Huayta, asked what the true price level of silver should be, repled: “well, this cannot be predicted.”
He said Minero Peru Comercial (Minpeco), the government’s minerals marketing arm, would closely study the price of silver in the world market.
Last Tuesday, the government instructed Minpeco, which handles all Peru’s exports of refined silver and state- produced ore, to immediately freeze all new silver sales until the metal’s price reached equilibrium in the world market. Peru plans to produce 63 mln ounces of silver this year, and is the largest producer of the precious metal after Mexico. Huayta said both nations’ central banks would coordinate their work, but did not elaborate how they would do this. Peruvian central bank president Leonel Figueroa and the head of Bank of Mexico, Miguel Mancera Aguayo, met in Mexico City yesterday to coordinate actions aimed at consolidating the upward trend in the price of silver, the official newspaper El Peruano said today.

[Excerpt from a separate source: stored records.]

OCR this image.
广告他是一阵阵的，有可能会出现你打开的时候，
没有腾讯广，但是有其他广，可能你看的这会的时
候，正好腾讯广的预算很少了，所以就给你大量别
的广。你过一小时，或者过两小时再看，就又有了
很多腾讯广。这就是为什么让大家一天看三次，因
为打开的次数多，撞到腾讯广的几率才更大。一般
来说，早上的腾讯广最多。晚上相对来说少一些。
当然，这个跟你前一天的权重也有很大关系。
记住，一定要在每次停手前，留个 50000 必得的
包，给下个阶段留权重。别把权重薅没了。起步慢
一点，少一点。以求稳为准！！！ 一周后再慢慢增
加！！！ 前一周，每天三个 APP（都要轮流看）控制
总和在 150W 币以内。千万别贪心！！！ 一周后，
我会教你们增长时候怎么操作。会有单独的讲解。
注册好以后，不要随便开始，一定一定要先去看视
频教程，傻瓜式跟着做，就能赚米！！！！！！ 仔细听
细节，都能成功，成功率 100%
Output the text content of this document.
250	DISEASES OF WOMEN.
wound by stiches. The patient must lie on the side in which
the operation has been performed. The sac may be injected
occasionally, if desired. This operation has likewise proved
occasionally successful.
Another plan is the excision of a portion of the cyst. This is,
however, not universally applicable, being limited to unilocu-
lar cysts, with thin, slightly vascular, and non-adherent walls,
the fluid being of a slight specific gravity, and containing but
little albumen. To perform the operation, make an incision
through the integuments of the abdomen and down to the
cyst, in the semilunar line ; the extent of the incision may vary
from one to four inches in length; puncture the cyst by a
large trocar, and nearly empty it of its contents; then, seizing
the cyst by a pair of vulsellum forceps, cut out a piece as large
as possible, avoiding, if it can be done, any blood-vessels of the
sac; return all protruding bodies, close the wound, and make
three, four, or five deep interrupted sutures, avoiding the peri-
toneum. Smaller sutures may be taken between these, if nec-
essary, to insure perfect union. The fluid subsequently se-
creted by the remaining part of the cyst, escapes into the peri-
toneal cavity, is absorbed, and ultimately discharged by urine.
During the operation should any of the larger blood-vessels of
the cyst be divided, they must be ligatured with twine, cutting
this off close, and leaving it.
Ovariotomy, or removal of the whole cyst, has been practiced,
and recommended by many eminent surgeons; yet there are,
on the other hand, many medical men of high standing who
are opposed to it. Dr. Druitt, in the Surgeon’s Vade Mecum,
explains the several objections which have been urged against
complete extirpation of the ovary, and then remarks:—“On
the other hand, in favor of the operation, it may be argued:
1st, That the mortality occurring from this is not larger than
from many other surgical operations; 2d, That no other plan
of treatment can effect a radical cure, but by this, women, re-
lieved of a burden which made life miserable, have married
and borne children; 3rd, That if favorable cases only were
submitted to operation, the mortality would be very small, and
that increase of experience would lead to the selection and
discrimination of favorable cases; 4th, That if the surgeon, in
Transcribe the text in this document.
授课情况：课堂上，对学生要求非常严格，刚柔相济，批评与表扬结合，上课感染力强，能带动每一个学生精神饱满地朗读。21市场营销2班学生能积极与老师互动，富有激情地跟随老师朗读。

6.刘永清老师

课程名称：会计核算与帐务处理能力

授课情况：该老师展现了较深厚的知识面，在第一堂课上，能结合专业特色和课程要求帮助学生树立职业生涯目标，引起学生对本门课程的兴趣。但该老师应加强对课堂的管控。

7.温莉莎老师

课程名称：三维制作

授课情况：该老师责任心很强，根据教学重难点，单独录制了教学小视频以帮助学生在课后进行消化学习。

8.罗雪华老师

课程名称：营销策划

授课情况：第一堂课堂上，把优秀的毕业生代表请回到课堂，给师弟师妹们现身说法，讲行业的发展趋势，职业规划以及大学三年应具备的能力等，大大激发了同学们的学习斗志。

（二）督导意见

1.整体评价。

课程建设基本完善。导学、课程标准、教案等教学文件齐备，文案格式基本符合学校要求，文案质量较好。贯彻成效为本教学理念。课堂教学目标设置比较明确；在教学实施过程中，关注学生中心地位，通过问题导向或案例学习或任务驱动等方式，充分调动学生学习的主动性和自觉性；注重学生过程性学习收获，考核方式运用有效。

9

Huayta said his Mexican counterpart, minister of oil, mines and parastatal industry, Alfredo del Mazo, should be in Lima on a visit at a nearby date. Huayta added Peru did not want to see great fluctuations in the price of silver, but declined to comment on what Peru would like to see as a ceiling for the precious metal’s price. Silver bullion climbed to nearly 10.00 dlrs an ounce today from about 5.70 dlrs an ounce a month ago.